Secondly, given that the positive impact of digitization on industrial pollution reduction in central and western regions as well as regions with low economic development levels has yet to be fully explored and deepened, this underscores the necessity of implementing differentiated and precision-oriented digitization strategies in these areas. By formulating and implementing targeted digitalization policies, we can more effectively leverage digital technologies as “key tools” for industrial pollutant reduction, thereby achieving more significant emission reduction results in these regions, promoting green transformation of industrial production, and fostering sustainable development.

Thirdly, digitalization facilitates the internal driving force for reducing industrial pollutant emissions by promoting green innovation and industrial transformation and upgrading. This substantiates the notion that the convergence of digitalization, green innovation, and industrial transformation and upgrading can generate novel impetus for green economic development, thereby playing a pivotal role in pollution reduction and environmental enhancement in the contemporary era. In the realm of digitalization, emphasis should be placed on key core technologies, as well as the allocation of data element resources and other related tasks.

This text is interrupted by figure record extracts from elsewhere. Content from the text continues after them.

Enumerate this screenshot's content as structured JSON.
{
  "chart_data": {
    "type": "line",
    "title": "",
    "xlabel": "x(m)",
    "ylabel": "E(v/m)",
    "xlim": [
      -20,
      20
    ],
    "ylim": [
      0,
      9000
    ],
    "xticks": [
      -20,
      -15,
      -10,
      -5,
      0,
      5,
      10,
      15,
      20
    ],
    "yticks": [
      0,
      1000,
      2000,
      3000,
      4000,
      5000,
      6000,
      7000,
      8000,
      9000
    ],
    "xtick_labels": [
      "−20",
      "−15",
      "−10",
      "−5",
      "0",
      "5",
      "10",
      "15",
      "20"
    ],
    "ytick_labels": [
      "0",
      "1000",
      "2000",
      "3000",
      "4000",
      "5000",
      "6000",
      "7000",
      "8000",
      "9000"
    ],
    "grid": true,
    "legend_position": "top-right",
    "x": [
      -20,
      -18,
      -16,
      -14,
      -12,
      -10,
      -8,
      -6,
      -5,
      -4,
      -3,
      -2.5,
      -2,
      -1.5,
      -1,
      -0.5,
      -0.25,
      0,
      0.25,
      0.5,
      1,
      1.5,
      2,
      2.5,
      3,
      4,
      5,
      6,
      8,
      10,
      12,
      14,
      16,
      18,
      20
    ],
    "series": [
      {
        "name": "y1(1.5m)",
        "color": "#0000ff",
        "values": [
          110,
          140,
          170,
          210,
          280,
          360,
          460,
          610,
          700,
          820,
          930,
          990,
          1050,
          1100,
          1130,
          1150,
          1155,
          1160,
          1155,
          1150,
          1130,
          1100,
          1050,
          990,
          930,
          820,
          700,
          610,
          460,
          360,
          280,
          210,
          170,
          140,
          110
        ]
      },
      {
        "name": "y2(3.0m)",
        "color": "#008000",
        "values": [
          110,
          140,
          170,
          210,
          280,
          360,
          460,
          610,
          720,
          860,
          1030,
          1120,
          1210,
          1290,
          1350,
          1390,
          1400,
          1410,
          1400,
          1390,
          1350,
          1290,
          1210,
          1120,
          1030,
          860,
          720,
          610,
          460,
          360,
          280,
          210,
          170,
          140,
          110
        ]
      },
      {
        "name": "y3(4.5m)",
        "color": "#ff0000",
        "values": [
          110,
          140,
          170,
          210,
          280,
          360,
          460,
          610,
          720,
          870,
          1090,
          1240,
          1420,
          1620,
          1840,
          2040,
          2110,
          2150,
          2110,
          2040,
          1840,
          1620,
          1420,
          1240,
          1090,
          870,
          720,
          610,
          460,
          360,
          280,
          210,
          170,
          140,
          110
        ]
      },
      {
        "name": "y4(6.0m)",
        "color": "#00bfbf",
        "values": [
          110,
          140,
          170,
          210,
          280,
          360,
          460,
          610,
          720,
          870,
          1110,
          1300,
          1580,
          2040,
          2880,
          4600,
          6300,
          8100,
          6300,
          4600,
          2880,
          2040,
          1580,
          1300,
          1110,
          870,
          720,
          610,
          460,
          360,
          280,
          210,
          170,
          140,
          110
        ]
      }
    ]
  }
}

Fourthly, given the significant spillover effect of digitization in spatial layout, it is urgent for regions to strengthen cross-regional collaborative development strategies in digitization. The core objective of this strategy is to continuously deepen the process of digitalization construction in various regions, thus fully unleashing the potential power of digitization in spatial optimization. Through this cross-regional collaborative model, we can efficiently promote the reduction of industrial pollutants, laying a solid foundation for building a green and low-carbon industrial development path. This not only helps to improve the environmental protection level of industrial production but also provides strong technical support for achieving sustainable development goals.